For me this structure makes the most sense to me…

  • Kirby - Separate Kirby core files from the rest. The panel goes in here as well.
  • custom - Everyting else that we do, template, content and other custom stuff.

Sub folders

  • site - The assets folder are now at the same level as templates and snippets.
  • files - Separate “files” (which are generated content) from the template stuff

Structure

kirby
    panel
    other core folders
custom
    site
        assets
        controllers
        plugins
        snippets
        templates
    files
        accounts
        avatars
        cache
        content
        thumbs

It always feels weird to me to add a folder to the gitignore list, then version it in another repository. Perhaps it’s clean and I’m too cautious :smile:

Btw, has anyone tried using a git submodule for the content folder?

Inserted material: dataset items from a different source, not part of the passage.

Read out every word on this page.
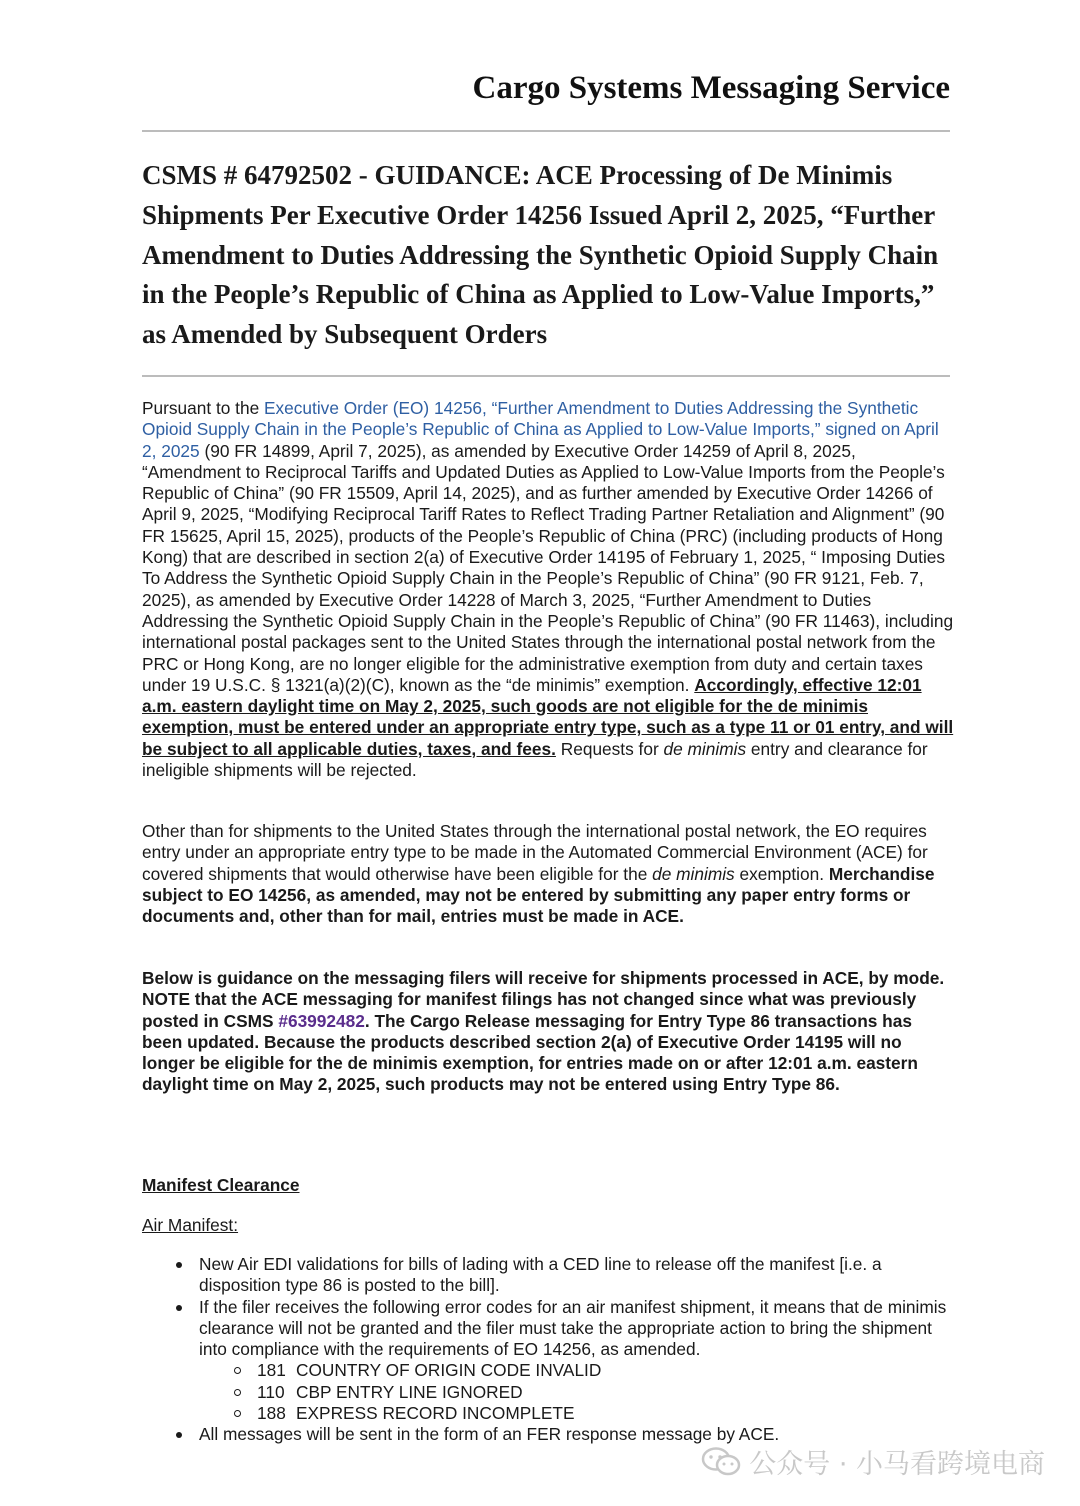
Cargo Systems Messaging Service
CSMS # 64792502 - GUIDANCE: ACE Processing of De Minimis Shipments Per Executive Order 14256 Issued April 2, 2025, “Further Amendment to Duties Addressing the Synthetic Opioid Supply Chain in the People’s Republic of China as Applied to Low-Value Imports,” as Amended by Subsequent Orders

Pursuant to the Executive Order (EO) 14256, “Further Amendment to Duties Addressing the Synthetic Opioid Supply Chain in the People’s Republic of China as Applied to Low-Value Imports,” signed on April 2, 2025 (90 FR 14899, April 7, 2025), as amended by Executive Order 14259 of April 8, 2025, “Amendment to Reciprocal Tariffs and Updated Duties as Applied to Low-Value Imports from the People’s Republic of China” (90 FR 15509, April 14, 2025), and as further amended by Executive Order 14266 of April 9, 2025, “Modifying Reciprocal Tariff Rates to Reflect Trading Partner Retaliation and Alignment” (90 FR 15625, April 15, 2025), products of the People’s Republic of China (PRC) (including products of Hong Kong) that are described in section 2(a) of Executive Order 14195 of February 1, 2025, “ Imposing Duties To Address the Synthetic Opioid Supply Chain in the People’s Republic of China” (90 FR 9121, Feb. 7, 2025), as amended by Executive Order 14228 of March 3, 2025, “Further Amendment to Duties Addressing the Synthetic Opioid Supply Chain in the People’s Republic of China” (90 FR 11463), including international postal packages sent to the United States through the international postal network from the PRC or Hong Kong, are no longer eligible for the administrative exemption from duty and certain taxes under 19 U.S.C. § 1321(a)(2)(C), known as the “de minimis” exemption. Accordingly, effective 12:01 a.m. eastern daylight time on May 2, 2025, such goods are not eligible for the de minimis exemption, must be entered under an appropriate entry type, such as a type 11 or 01 entry, and will be subject to all applicable duties, taxes, and fees. Requests for de minimis entry and clearance for ineligible shipments will be rejected.

Other than for shipments to the United States through the international postal network, the EO requires entry under an appropriate entry type to be made in the Automated Commercial Environment (ACE) for covered shipments that would otherwise have been eligible for the de minimis exemption. Merchandise subject to EO 14256, as amended, may not be entered by submitting any paper entry forms or documents and, other than for mail, entries must be made in ACE.

Below is guidance on the messaging filers will receive for shipments processed in ACE, by mode. NOTE that the ACE messaging for manifest filings has not changed since what was previously posted in CSMS #63992482. The Cargo Release messaging for Entry Type 86 transactions has been updated. Because the products described section 2(a) of Executive Order 14195 will no longer be eligible for the de minimis exemption, for entries made on or after 12:01 a.m. eastern daylight time on May 2, 2025, such products may not be entered using Entry Type 86.

Manifest Clearance
Air Manifest:
New Air EDI validations for bills of lading with a CED line to release off the manifest [i.e. a disposition type 86 is posted to the bill].
If the filer receives the following error codes for an air manifest shipment, it means that de minimis clearance will not be granted and the filer must take the appropriate action to bring the shipment into compliance with the requirements of EO 14256, as amended.
181 COUNTRY OF ORIGIN CODE INVALID
110 CBP ENTRY LINE IGNORED
188 EXPRESS RECORD INCOMPLETE
All messages will be sent in the form of an FER response message by ACE.
公众号 · 小马看跨境电商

I hadn’t thought about it but one thing I’d like to move is the accounts folder, because users with admin rights can create users and I don’t want to risk losing or overwriting them when I update the site.
Unfortunately there is no way to move that folder in Kirby core. I guess I could try to use a symlink instead.

Curious how you set up your folder structure, could you share it?
Do you keep content inside the web root, and change the path in /site.php or with symlinks?

Pretty basic, in fact; as I mentioned above, with just a content folder and a “theRest” folder in the web root or even within a project folder and changing the path in site.php. Haven’t really experimented with putting stuff outside the web root yet.

Thank you. I actually have a little trouble setting it that way.

So your Kirby install is in a subfolder of your web root. How would I make mydomain.com point that subfolder instead of the web root? Another .htaccess file with a redirect on the web root?

Also, how do I go up one level in site.php? Not sure relative paths work, like: $kirby->roots->content = $kirby->roots()->index() . DS . '../content';

I think it depends on your client’s hosting provider. If you use shared hosting with the domain name included, you sometimes cannot point the main domain to anything else than the web root. Then in such a case, you have to live with that and certainly not move anything outside the web root anyway or persuade your client to move to another provider, or keep domains and hosting provider separate (that’s actually what I do with my personal domains, they live separately from where I host my stuff, so I can point them to whatever server I want).

They do, for sure. :slight_smile:

You can: Simply set $kirby->roots->accounts to your desired destination.
Right now, this doesn’t work for every directory, but it might work very soon.

2 Likes

Oh good, I didn’t know accounts could have a custom path (it’s not in the docs). Thank you @texnixe and @lukasbestle, you help me a lot :smile:

Yeah, that feature has been added by another PR by @fanningert in April.
I have created an issue about the missing docs in the getkirby.com repo.